- Born: May 26, 1880 Lynchburg, Virginia, US
- Died: April 4, 1958 (aged 77) Washington, D.C., US
- Burial place: Arlington National Cemetery
- Military career
- Branch: United States National Guard (1914–1917); United States Army (1917–1918);
- Service years: 1914–1918
- Rank: Captain
- Unit: 92nd Infantry Division
- Awards: Croix de Guerre; Distinguished Service Cross;

= Thomas E. Jones (doctor) =

Thomas Edward Jones was an African-American medical doctor and captain in the United States Army who was awarded both the French Croix de Guerre and American Distinguished Service Cross for his actions during the First World War.

== Early life ==
Jones was born on May 26, 1880, in Lynchburg, Virginia to Campbell and Emma Jones. Campbell Jones had been a green grocer. He graduated from Lynchburg High School in 1896 and went on to receive an undergraduate education from Howard University in Washington, D.C. Jones married Leonie Annette Sinkler on April 3, 1901, while he was still attending school and working as a watchman in government service. He entered the Howard University Medical School in 1908 and graduated with an M.D. degree in 1912. Jones then served as an intern at Freedmen's Hospital until October 1, 1913, when he was appointed the hospital's anesthetist, a position he held until 1917.

== Military service ==
As early as 1914, Jones was serving as a lieutenant in Company C of the First Separate Battalion of the District of Columbia National Guard. When the United States entered World War I in 1917, Jones volunteered for the Army Medical Reserve Corps and received sixty days of training at Fort Des Moines. On November 3, 1917, he was sent to Camp Meade, Maryland, to join the 368th Infantry Regiment of the 92nd Infantry Division.
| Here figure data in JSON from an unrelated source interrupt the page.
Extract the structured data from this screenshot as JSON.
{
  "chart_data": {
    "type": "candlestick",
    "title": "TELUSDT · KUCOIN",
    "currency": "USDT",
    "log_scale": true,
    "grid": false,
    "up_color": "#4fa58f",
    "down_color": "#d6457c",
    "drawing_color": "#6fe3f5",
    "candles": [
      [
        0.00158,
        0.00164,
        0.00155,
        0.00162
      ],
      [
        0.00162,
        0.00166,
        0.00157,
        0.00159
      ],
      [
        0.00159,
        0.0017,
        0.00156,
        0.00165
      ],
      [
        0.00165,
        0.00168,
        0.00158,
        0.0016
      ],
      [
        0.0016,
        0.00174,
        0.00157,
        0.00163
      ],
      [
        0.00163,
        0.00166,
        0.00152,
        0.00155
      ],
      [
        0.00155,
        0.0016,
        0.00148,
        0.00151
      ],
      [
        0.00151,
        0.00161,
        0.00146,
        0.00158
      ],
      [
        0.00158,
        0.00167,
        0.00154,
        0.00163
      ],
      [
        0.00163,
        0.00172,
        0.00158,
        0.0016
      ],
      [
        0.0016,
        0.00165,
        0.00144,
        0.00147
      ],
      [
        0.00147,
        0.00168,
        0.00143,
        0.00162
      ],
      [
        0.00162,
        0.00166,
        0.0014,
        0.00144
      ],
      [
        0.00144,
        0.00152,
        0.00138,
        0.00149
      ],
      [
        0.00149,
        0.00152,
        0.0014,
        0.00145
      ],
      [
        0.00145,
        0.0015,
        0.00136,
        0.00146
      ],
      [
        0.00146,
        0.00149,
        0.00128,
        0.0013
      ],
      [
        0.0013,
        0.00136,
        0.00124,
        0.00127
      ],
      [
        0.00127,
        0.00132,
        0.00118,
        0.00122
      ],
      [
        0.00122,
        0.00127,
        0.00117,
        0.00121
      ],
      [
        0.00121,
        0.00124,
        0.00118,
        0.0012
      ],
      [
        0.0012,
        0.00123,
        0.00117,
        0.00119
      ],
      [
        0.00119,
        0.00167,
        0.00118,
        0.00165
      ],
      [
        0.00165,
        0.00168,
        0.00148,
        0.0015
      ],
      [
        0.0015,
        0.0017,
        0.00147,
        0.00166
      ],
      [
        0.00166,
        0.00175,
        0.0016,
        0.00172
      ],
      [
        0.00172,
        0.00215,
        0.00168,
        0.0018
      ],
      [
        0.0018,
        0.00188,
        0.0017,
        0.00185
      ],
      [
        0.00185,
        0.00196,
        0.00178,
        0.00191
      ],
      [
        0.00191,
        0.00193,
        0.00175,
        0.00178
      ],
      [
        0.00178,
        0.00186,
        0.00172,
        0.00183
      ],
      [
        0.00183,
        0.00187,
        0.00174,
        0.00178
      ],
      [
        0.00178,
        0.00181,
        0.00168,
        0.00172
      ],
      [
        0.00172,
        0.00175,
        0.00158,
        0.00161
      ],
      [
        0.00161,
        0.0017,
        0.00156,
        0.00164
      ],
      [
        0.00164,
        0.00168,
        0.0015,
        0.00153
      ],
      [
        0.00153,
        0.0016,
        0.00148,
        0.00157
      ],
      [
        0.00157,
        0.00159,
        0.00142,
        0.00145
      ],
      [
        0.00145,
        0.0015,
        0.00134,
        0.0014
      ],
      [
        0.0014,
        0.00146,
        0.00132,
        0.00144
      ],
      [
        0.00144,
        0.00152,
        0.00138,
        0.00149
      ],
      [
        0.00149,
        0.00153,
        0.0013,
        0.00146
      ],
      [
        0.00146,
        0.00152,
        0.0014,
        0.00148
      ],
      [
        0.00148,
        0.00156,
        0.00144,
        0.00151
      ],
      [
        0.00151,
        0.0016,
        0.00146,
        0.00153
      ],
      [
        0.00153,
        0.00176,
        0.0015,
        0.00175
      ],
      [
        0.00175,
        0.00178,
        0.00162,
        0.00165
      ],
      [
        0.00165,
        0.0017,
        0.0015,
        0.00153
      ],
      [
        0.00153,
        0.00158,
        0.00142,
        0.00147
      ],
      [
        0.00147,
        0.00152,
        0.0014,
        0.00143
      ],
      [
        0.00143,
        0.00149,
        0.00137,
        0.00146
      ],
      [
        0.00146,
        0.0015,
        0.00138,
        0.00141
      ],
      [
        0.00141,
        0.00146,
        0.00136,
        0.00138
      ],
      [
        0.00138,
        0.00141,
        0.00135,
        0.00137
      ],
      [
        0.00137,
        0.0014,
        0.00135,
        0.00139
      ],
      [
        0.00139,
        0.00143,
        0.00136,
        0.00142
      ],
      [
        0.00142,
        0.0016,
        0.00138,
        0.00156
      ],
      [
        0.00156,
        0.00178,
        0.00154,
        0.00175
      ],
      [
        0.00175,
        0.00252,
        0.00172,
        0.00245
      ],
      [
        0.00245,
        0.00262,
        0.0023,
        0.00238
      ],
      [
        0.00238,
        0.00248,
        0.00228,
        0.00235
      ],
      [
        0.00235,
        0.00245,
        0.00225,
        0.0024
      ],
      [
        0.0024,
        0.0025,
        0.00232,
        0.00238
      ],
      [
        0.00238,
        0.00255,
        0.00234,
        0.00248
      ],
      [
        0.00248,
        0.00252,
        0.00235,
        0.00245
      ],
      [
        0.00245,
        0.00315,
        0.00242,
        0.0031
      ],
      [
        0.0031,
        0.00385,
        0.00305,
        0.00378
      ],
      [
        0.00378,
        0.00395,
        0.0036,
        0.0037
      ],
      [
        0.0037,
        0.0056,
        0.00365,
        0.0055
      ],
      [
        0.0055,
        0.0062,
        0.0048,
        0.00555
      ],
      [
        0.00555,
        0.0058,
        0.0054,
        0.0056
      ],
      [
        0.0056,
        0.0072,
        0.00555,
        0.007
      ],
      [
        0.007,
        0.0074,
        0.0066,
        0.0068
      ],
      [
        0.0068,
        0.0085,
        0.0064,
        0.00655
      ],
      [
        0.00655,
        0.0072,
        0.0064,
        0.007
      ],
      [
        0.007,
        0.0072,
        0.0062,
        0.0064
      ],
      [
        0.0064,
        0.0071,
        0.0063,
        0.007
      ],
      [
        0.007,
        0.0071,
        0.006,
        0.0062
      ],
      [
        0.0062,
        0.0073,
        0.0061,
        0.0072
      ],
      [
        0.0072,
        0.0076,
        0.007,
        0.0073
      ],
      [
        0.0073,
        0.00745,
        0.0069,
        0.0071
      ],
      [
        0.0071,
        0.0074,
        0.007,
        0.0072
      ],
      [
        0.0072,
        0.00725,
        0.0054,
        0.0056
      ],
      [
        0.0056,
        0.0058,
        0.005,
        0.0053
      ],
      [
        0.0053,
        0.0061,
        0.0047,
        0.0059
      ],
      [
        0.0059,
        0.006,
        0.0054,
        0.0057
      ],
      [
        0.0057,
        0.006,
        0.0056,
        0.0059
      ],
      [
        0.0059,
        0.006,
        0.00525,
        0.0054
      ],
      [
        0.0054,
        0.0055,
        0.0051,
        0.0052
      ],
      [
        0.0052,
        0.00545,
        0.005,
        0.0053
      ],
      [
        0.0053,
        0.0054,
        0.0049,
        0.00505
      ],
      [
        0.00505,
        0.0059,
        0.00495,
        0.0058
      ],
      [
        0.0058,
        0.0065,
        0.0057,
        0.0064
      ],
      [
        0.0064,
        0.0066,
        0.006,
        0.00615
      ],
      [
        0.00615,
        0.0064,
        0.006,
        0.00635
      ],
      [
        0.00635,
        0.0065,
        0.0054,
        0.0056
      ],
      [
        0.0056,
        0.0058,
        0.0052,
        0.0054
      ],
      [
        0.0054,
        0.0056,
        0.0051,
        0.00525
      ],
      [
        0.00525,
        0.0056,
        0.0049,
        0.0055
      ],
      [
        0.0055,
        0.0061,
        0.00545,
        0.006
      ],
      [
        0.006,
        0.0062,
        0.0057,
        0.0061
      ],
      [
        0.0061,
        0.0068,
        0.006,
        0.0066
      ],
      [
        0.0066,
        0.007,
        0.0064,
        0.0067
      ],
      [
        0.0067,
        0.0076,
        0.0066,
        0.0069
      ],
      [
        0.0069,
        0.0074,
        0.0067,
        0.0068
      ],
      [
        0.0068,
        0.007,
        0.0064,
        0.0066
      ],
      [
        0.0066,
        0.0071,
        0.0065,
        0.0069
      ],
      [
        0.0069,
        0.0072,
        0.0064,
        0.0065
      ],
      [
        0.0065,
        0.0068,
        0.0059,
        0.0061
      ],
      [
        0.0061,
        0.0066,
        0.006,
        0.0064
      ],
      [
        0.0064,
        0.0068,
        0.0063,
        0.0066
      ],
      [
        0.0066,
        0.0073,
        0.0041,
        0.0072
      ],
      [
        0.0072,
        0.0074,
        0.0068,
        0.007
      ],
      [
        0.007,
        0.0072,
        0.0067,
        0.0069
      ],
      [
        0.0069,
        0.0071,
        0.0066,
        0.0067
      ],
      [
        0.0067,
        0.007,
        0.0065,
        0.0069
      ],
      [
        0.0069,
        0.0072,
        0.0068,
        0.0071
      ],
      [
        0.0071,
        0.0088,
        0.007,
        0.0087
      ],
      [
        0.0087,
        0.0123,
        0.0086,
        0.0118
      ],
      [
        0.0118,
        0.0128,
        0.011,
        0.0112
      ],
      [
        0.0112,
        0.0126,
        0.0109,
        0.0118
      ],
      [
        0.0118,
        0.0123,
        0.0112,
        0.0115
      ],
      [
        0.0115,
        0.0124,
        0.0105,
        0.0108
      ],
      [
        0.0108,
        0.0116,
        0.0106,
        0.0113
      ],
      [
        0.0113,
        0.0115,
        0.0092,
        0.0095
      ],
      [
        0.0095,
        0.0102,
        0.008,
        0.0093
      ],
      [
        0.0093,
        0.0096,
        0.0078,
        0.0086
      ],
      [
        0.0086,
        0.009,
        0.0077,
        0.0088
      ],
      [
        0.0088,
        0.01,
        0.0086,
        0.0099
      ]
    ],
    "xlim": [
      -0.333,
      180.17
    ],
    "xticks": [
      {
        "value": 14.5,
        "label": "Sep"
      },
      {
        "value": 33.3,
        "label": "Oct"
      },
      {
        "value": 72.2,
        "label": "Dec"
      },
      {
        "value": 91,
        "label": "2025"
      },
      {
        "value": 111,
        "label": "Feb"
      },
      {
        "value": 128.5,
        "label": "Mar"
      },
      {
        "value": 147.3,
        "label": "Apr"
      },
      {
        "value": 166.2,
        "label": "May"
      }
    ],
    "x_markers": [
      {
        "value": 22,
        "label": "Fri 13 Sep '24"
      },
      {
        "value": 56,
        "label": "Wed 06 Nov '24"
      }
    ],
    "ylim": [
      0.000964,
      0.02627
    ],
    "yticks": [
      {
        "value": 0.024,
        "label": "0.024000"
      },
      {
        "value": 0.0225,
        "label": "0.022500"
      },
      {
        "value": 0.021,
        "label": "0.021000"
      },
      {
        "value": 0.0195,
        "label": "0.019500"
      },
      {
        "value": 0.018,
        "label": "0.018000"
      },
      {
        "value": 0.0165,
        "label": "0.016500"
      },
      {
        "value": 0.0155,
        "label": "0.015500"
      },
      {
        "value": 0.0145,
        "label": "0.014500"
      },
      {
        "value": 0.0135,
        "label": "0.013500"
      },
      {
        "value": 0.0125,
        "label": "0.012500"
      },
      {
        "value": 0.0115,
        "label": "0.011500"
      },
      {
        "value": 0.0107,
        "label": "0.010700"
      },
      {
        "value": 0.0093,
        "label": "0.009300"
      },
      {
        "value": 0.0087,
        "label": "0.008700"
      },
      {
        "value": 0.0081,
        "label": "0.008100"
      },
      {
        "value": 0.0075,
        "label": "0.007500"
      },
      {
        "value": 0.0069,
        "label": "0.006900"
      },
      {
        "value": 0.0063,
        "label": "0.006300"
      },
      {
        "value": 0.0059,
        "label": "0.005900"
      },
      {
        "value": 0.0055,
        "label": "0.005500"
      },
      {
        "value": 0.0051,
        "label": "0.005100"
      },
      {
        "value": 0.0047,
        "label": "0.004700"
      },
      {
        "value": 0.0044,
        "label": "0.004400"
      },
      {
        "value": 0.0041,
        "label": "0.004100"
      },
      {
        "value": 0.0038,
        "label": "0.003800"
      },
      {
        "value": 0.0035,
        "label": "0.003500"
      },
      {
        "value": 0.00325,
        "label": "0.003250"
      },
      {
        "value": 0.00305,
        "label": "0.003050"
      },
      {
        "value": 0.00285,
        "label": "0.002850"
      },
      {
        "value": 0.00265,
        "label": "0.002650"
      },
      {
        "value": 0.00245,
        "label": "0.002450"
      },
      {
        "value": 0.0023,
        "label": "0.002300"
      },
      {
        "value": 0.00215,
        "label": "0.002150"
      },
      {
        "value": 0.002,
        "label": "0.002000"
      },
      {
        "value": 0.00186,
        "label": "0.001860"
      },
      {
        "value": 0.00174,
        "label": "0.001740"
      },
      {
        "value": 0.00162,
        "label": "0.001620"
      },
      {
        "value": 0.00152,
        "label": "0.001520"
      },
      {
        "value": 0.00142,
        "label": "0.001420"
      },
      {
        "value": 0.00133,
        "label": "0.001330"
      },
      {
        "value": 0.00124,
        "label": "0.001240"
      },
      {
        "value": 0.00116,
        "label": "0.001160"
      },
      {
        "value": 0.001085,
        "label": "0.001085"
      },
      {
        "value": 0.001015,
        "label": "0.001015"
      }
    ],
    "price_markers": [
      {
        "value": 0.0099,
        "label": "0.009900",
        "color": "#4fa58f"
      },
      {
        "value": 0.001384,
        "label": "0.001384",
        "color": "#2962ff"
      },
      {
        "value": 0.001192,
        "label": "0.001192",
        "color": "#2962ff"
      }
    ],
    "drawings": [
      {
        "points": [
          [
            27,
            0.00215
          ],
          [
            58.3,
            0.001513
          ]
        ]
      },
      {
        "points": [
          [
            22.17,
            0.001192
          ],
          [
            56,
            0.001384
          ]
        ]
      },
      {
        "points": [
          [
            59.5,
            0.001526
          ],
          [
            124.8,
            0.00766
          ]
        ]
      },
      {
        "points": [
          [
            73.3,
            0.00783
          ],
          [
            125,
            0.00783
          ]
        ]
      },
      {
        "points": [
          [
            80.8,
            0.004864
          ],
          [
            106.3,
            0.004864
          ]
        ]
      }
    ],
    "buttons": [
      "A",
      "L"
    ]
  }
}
Jones was awarded the Croix de Guerre and Distinguished Service Cross for his actions near Binarville, France, during the Meuse-Argonne Offensive. On September 27, 1918, he "went into an open area subjected to direct machinegun fire to care for a wounded soldier who was being carried by another officer. While dressing the wounded runner, a machinegun bullet passed between his arms and his chest and a man was killed within a few yards of him. For this action he was promoted to captain, making him one of a handful of black officers in World War I."

== Post-war career ==
After the war, Jones returned to Washington D.C., where he served as Resident Assistant Surgeon at Freedmen's Hospital from 1919 to 1921, when he became assistant surgeon-in-chief. In 1936, he was promoted to surgeon-in-chief, a position he held until his retirement in 1942. He was a member of the National Medical Association, the National Association for the Advancement of Colored People, and the Alpha Phi Alpha and Chi Delta Mu fraternities. Jones was also part of the Legion of Valor and the James E. Walker Post of the American Legion.

== Death and legacy ==
After a long period of illness, Jones died of a coronary thrombosis on April 4, 1958. He was buried with full military honors at Arlington National Cemetery, next to Leonie, his first wife.

== Personal life==
Dr. Jones married Leonie Sinkler (1879–1939) in 1901. He remarried in May 1940 to Minerva Jenkins Jones, which lasted until his death. Dr. Jones had three children, Jeanette M., Emma Jane, and Thomas E. Jr.